Because I've Loved You So Long is fundamentally about how some of the "little things" in life can be very big things for someone in Juliette's circumstances, it will come as no surprise that the film focuses on the day-to-day minutia of living. This is not a movie of big revelations and melodramatic sequences. It touches the emotions by developing a careful rapport with Juliette then gently unveiling the central tragedy of her existence. We are not asked to understand her until we have been given a chance to become comfortable with who she is now.

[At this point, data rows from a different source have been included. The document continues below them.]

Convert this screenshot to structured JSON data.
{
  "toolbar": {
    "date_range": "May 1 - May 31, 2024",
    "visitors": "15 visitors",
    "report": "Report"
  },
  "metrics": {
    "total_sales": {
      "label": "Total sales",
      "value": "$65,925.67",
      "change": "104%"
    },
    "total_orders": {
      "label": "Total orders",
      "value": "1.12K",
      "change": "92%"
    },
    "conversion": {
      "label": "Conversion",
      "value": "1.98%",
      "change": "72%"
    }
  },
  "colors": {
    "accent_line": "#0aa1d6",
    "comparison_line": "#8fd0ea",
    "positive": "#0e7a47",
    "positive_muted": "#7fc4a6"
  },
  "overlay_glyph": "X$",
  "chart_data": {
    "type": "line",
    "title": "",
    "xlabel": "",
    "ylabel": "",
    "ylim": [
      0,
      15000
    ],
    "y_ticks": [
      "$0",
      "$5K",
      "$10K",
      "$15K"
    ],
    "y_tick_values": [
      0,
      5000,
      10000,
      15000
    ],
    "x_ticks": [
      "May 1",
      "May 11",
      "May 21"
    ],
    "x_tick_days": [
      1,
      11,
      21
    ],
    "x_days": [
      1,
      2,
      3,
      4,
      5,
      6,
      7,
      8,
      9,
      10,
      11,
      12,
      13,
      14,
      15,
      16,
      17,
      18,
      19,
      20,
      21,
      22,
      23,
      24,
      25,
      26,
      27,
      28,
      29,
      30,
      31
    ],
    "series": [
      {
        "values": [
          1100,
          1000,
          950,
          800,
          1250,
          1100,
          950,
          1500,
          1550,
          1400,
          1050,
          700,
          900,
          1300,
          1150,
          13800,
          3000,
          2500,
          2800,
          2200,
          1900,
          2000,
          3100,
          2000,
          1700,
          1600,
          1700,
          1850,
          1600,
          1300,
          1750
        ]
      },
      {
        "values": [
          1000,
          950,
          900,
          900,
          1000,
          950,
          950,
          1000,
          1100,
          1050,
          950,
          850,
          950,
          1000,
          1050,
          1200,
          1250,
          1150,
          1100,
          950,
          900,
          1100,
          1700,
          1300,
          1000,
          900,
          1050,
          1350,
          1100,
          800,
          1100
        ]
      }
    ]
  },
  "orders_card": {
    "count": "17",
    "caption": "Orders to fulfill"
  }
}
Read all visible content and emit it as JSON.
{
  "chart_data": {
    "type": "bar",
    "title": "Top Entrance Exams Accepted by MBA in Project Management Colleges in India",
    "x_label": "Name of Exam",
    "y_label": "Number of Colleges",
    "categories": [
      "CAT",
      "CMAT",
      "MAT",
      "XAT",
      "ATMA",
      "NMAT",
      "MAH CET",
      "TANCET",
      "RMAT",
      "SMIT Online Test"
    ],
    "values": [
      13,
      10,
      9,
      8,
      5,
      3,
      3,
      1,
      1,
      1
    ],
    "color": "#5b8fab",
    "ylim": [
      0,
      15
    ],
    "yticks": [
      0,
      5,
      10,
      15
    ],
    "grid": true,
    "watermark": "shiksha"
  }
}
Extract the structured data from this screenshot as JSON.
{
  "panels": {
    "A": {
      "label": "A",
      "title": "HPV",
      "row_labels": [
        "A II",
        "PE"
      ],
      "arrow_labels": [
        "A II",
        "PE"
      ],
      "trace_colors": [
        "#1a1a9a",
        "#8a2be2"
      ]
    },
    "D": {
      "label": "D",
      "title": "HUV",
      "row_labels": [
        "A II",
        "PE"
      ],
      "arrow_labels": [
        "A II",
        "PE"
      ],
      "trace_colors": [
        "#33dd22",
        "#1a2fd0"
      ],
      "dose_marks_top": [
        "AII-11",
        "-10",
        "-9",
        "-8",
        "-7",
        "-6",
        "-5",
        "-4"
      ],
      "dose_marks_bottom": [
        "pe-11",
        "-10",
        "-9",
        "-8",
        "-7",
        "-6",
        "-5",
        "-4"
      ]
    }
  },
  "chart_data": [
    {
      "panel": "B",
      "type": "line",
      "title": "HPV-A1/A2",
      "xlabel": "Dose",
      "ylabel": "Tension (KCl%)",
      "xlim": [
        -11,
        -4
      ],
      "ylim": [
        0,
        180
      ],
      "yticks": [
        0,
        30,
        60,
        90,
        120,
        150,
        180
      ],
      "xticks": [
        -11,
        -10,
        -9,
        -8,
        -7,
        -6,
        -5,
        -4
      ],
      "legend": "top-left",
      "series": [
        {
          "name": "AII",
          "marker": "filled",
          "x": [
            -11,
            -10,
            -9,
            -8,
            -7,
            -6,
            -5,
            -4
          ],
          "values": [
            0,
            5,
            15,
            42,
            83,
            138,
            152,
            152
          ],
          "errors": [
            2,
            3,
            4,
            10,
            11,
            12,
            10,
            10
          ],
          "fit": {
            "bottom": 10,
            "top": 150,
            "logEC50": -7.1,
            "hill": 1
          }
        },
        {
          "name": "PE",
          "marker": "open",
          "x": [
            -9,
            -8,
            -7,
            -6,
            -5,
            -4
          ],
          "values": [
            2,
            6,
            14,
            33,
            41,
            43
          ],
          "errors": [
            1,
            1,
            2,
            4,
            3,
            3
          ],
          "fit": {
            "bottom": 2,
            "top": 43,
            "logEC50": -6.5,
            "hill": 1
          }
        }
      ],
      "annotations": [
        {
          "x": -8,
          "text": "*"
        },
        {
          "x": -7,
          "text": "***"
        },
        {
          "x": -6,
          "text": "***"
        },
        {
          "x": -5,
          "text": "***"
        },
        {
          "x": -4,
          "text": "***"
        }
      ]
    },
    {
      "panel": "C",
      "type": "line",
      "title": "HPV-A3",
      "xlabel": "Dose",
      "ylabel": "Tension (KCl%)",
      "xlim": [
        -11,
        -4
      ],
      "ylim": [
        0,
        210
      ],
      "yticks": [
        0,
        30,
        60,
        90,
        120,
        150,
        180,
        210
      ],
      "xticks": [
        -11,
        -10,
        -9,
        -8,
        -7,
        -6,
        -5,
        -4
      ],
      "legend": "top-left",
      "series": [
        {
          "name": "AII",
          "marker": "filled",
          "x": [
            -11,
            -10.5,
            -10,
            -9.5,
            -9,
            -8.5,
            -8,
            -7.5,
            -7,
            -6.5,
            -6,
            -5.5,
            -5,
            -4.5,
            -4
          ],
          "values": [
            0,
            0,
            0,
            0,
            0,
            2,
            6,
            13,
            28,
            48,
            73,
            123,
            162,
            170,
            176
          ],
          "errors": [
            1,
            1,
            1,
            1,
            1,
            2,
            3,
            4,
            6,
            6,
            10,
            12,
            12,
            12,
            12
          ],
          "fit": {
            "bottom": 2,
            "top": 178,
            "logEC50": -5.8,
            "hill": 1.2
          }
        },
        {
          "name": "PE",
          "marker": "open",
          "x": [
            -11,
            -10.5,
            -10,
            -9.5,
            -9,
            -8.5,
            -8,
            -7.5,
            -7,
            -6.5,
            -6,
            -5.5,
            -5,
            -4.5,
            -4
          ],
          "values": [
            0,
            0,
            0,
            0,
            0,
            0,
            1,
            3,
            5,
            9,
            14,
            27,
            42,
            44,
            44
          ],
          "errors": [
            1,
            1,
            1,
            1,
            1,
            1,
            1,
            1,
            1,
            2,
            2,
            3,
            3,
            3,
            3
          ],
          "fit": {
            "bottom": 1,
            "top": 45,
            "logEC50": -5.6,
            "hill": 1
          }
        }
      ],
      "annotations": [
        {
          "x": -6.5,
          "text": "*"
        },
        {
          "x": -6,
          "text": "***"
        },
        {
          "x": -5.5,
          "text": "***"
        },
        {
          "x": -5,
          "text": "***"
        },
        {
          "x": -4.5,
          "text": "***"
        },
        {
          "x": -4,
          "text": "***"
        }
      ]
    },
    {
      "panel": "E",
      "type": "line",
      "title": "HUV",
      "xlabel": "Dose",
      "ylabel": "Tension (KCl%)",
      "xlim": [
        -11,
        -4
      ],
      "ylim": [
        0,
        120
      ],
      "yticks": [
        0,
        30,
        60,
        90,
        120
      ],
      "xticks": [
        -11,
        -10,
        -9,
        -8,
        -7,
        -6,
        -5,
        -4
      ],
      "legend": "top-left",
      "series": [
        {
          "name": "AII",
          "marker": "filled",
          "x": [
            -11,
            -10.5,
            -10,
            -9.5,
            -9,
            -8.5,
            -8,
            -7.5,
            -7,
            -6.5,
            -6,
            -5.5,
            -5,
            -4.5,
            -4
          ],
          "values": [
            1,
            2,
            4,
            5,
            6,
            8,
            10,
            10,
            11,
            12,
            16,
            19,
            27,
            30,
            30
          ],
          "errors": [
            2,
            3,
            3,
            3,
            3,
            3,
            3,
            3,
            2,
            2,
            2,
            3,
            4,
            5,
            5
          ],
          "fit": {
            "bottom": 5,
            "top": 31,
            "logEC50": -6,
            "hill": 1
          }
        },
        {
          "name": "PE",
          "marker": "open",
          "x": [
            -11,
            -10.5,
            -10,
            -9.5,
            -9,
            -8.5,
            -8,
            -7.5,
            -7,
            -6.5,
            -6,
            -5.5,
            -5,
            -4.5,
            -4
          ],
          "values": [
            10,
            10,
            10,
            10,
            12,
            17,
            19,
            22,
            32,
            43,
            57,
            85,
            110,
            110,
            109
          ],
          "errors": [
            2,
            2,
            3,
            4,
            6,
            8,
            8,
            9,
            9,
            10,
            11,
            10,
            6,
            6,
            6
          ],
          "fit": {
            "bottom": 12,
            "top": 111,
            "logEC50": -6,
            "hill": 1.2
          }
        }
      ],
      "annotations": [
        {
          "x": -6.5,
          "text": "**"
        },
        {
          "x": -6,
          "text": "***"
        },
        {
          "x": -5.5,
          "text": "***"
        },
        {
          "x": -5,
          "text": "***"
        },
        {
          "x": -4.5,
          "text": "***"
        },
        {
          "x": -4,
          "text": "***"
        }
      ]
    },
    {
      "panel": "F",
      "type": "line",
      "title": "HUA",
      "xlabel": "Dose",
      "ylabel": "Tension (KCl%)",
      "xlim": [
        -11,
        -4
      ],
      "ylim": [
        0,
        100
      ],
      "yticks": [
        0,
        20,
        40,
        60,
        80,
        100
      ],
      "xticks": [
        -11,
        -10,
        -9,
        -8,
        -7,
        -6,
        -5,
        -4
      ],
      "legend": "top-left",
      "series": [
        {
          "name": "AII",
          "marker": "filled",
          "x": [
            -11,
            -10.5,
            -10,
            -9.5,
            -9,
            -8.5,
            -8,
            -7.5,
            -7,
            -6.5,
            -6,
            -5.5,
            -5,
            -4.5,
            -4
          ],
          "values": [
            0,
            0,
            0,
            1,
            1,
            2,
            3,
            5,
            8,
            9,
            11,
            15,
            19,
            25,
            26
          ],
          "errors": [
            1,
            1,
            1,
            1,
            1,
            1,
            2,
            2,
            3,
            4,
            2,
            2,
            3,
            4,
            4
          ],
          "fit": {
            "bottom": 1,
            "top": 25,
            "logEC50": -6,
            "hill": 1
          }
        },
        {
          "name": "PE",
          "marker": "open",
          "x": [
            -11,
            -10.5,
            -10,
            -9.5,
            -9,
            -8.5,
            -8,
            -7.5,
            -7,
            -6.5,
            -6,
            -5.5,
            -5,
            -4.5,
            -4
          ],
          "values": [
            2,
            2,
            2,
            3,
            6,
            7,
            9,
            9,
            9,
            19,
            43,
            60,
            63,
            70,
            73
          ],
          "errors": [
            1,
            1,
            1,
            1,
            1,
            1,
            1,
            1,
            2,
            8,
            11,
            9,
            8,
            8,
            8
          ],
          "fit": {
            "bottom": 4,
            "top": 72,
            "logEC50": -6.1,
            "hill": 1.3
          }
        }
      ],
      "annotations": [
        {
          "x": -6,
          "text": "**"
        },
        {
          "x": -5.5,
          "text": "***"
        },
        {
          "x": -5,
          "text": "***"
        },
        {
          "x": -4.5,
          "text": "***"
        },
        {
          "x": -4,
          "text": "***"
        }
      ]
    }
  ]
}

Certainly, there is a political component to the movie. One reason I've Loved You So Long keeps the details of Juliette's crime secret until the last act is to explore the question of how society should treat someone who has served her time. Juliette may be cool and distant, but she is in every way a polite, model worker. She is distrusted by some, dismissed by others, and misunderstood by nearly all. When someone has paid his or her debt to society, does that person deserve a second chance or should she bear the mark of her crime like a scarlet letter for the rest of her life? And do the circumstances of the crime have any bearing upon how such a person is perceived? Certainly, viewers will see Juliette differently in the film's closing moments, once the details of her act have been exposed.

Acting is one of the movie's most obvious strengths. Kristin Scott-Thomas, who may still be best known for her roles in Four Weddings and a Funeral and The English Patient, has in recent years elected to recede from the high profile spotlight and appear in smaller productions like this one. She gives Juliette a real sense of depth and pathos. She does not seek to draw tears from viewers by histrionics, but her quiet, controlled performance may accomplish the same end with less artifice. She is well matched by Elsa Zylberstein, who radiates sympathy and whose character remains supportive and non-judgmental.

I've Loved You So Long is the kind of film that will bore to tears those who do not enjoy simple, unforced character dramas. The movie's action largely takes place beneath the skin. The pace is slow but not glacial, yet Claudel demands patience. Ultimately, I've Loved You So Long is uplifting, although one might not expect that from the thematic material. The production rewards viewers who roll with the shifting tones, explore the mystery of Juliette's past alongside Lea, and stay to the end. This may be a tough sell in a marketplace dominated by ADD motion pictures, but I'm convinced there's an audience out there.